我有点想哭。凤冠是江南洛家小公子给烟花的,那时候我还不认识这个丫头,她刚当上花魁没多久,洛家公子为她一掷千金,日夜流连,为她还购置了一个小别院,他同她讲,我要送你一个凤冠,届时你就戴着它嫁与我,好不好?小丫头天真烂漫点点头,期待着小公子的花轿。她的所有关于爱情的幻想好像都在那一刻圆满了,尽管她早明白世上的人大多喜欢在情意浓的时候承诺天荒地老,而这恰恰最不可信,但是她还是不予犹疑地相信了,好像那个承诺她已经等了太久太久,杨柳青没能给她的那个结局,她终归是能从小公子这里得到的。

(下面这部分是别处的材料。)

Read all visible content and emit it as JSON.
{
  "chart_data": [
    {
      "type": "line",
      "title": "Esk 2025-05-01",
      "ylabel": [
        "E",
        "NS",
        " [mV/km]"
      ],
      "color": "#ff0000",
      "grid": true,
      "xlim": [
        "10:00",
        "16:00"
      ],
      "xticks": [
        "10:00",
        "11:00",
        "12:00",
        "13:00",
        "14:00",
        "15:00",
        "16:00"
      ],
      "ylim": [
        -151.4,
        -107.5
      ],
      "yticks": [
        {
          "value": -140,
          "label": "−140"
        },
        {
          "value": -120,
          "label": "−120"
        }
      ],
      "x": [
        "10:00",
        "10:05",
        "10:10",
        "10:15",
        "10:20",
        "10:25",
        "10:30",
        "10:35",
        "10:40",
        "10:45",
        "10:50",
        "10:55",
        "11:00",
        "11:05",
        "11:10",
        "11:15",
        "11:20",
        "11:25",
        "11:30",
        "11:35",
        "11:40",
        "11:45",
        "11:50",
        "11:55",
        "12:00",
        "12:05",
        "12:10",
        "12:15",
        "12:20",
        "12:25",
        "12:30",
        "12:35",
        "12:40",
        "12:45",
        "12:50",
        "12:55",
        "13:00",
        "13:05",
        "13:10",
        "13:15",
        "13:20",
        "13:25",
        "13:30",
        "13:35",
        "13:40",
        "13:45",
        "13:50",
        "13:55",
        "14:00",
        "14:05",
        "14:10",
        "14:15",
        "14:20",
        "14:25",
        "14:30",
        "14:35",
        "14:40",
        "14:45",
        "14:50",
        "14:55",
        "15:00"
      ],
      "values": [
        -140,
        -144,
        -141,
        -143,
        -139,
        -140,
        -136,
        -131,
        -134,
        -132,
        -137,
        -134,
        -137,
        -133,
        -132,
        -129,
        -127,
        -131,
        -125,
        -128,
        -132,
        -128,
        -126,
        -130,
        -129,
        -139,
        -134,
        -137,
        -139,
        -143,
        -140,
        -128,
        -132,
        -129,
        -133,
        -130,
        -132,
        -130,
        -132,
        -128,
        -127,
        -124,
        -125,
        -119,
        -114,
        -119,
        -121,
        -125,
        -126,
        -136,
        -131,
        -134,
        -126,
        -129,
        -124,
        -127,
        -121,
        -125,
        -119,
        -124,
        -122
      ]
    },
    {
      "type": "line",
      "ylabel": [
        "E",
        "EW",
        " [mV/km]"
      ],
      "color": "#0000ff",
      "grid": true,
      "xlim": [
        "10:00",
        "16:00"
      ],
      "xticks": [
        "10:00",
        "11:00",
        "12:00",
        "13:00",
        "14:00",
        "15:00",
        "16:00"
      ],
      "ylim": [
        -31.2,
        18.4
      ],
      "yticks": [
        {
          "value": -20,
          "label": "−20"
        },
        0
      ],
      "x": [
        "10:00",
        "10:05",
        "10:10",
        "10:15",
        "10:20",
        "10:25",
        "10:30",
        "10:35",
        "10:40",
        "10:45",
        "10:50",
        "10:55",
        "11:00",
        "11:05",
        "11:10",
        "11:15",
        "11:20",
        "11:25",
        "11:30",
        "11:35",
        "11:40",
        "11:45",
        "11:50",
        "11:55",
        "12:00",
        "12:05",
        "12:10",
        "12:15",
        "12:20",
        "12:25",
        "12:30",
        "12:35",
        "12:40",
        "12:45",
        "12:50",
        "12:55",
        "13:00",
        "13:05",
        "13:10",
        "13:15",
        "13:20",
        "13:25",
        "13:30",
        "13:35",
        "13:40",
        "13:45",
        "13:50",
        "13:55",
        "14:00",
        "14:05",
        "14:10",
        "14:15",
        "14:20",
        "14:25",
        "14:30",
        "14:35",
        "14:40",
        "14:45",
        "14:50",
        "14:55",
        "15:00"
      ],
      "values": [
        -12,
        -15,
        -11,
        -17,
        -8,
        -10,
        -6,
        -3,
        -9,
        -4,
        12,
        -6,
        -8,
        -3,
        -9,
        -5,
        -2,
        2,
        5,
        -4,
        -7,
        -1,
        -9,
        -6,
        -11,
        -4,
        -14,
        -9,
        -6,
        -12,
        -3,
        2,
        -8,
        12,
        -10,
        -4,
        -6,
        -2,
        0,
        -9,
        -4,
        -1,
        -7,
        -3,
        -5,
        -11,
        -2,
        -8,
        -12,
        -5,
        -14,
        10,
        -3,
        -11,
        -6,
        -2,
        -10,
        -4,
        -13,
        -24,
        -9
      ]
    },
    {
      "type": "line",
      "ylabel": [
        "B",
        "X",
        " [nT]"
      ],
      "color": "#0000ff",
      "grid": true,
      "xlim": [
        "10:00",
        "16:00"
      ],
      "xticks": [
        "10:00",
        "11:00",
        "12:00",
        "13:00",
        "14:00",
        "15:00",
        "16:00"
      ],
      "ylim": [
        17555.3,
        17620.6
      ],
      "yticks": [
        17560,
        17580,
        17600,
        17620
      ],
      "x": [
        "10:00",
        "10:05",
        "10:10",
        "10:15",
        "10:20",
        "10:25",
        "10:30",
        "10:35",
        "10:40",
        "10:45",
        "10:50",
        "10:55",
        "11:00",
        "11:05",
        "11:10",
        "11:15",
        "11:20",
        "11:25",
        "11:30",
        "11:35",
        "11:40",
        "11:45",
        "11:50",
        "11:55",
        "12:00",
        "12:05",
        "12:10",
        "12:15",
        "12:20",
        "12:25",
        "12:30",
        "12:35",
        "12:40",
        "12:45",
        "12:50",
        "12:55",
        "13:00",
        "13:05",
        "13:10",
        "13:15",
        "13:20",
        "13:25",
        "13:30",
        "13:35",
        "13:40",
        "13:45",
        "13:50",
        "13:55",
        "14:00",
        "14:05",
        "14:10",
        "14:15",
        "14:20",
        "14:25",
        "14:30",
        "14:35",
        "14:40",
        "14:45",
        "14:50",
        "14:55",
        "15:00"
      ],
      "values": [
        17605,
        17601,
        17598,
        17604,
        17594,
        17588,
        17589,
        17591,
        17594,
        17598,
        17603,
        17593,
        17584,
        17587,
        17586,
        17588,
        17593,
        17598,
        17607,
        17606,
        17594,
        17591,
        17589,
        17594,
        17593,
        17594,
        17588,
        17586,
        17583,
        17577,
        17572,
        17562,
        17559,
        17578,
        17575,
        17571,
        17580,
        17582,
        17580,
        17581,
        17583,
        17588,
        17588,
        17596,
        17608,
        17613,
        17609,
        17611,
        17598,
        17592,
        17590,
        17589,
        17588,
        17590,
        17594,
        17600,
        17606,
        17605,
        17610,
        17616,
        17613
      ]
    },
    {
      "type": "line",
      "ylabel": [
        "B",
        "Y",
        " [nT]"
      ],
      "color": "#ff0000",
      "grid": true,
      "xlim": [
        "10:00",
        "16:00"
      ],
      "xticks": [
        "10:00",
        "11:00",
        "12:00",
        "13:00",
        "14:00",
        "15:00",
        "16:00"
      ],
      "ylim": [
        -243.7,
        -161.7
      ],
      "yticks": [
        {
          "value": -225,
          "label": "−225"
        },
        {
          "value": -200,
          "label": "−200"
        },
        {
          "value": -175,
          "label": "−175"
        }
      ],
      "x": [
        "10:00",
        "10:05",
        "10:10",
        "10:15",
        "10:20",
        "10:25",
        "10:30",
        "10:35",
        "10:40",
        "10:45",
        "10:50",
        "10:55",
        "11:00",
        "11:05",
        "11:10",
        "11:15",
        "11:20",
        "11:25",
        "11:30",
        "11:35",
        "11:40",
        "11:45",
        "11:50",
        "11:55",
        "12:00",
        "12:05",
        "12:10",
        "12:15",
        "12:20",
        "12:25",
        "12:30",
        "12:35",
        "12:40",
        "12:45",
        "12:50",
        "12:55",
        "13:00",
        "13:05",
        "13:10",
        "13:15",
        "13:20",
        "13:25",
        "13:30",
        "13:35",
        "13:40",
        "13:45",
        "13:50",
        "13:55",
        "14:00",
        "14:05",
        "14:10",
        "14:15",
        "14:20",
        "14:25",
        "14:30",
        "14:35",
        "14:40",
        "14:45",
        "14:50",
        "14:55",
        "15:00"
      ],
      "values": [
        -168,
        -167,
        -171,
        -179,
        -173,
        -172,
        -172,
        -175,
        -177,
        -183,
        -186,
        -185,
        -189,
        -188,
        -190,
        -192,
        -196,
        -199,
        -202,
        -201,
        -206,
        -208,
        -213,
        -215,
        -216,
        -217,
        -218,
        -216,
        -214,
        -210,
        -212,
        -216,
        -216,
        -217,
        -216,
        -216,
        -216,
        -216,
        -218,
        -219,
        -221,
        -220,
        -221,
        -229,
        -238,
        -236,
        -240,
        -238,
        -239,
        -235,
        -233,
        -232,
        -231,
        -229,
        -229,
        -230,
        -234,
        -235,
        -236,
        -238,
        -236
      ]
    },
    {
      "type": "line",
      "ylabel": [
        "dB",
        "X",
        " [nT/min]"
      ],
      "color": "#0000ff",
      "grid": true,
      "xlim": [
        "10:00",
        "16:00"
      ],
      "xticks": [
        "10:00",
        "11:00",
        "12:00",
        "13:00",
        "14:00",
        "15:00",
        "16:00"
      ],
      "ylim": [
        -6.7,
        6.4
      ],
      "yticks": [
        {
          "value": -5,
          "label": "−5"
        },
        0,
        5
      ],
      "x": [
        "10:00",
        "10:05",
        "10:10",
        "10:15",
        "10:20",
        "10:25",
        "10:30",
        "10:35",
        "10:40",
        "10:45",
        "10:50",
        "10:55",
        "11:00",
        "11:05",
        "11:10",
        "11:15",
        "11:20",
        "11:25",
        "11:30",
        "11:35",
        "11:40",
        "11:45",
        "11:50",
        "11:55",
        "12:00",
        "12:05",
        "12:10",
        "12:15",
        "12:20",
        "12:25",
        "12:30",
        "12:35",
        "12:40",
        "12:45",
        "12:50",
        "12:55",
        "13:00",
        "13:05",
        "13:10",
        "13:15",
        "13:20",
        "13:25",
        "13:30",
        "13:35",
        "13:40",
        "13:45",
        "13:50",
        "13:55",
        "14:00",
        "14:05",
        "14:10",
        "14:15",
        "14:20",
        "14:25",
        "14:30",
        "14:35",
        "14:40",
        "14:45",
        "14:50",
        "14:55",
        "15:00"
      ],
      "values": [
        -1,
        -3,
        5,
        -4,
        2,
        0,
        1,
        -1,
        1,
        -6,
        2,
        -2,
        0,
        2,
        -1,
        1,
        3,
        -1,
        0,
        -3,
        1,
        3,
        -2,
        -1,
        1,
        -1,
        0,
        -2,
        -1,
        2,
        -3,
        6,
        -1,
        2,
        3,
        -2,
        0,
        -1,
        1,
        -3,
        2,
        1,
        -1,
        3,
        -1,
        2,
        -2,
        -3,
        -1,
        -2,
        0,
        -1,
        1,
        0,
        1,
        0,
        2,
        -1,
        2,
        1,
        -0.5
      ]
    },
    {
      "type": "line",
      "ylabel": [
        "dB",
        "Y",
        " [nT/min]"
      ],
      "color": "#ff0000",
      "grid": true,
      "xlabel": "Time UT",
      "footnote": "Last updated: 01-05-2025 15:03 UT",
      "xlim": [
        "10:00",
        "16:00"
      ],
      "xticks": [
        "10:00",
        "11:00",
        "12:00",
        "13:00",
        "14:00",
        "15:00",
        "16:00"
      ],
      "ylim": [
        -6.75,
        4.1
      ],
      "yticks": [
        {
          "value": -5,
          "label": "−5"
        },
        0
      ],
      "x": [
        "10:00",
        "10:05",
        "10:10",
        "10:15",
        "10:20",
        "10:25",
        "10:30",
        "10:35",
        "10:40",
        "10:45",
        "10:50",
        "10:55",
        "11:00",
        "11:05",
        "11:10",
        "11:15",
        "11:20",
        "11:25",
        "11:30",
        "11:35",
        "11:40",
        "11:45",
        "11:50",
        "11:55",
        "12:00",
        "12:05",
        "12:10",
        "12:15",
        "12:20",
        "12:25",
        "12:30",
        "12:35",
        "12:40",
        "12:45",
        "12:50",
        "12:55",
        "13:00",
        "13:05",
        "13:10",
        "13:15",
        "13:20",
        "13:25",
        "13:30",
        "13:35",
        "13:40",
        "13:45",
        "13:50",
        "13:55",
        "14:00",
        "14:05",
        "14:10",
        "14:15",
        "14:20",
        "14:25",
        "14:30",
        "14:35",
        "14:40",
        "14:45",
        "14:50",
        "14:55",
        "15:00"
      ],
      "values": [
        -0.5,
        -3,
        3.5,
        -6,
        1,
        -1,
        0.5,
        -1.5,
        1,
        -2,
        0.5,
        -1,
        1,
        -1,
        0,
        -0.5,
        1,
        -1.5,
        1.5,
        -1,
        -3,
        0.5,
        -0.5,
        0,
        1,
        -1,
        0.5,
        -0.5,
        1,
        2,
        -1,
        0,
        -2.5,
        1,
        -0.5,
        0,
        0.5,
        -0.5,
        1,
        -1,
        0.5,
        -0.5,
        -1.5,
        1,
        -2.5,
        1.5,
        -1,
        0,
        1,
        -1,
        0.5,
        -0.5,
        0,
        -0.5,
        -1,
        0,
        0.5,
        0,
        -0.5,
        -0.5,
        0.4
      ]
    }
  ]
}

后来小公子很久没来,她明明已经知道了答案却还是忍不住想去问他,她乔装打扮偷摸溜到小公子住处,问他怎么不来了,小公子说,烟花,我要回江南了,你别等我了。

烟花没忍住,眼泪就落下来了,她沉默好久,才轻声讲:“你可能不相信,但我是真的喜欢上你了。”

“可是烟花啊,原本不就是只有那一刻的灿烂明媚么。”小公子看她仍然一副楚楚动人的模样,却连一个吻也不愿给了。

我大概能明白小丫头在想什么,她若活着,再过几年只会活得更不体面,能让烟花在绽放的时候就死去,可能是定格她美丽的唯一办法,我好想承诺带她走,但是我也知道我说不出口,毕竟我终究不会在人世间停留太久,即便拿出六十年来陪她,六十年……又怎么样呢?六十年对我来说可太短暂了,这么明媚的眉眼,我连六十年也腾不出么,我好恨我当时在沉默。

“其实她也挺圆满的。”我听到大祭司这么说。

隔了一天我看到老鸨皱着眉指挥下人卷了烟花的草席子扔到野外去了,我衔着我珍藏很久的玉蝉放到她嘴里,埋进土里,又喊了大祭司来做法立碑。

“你说,轮回真的存在么?”我问他。

“应该不存在吧。”他轻叹一声。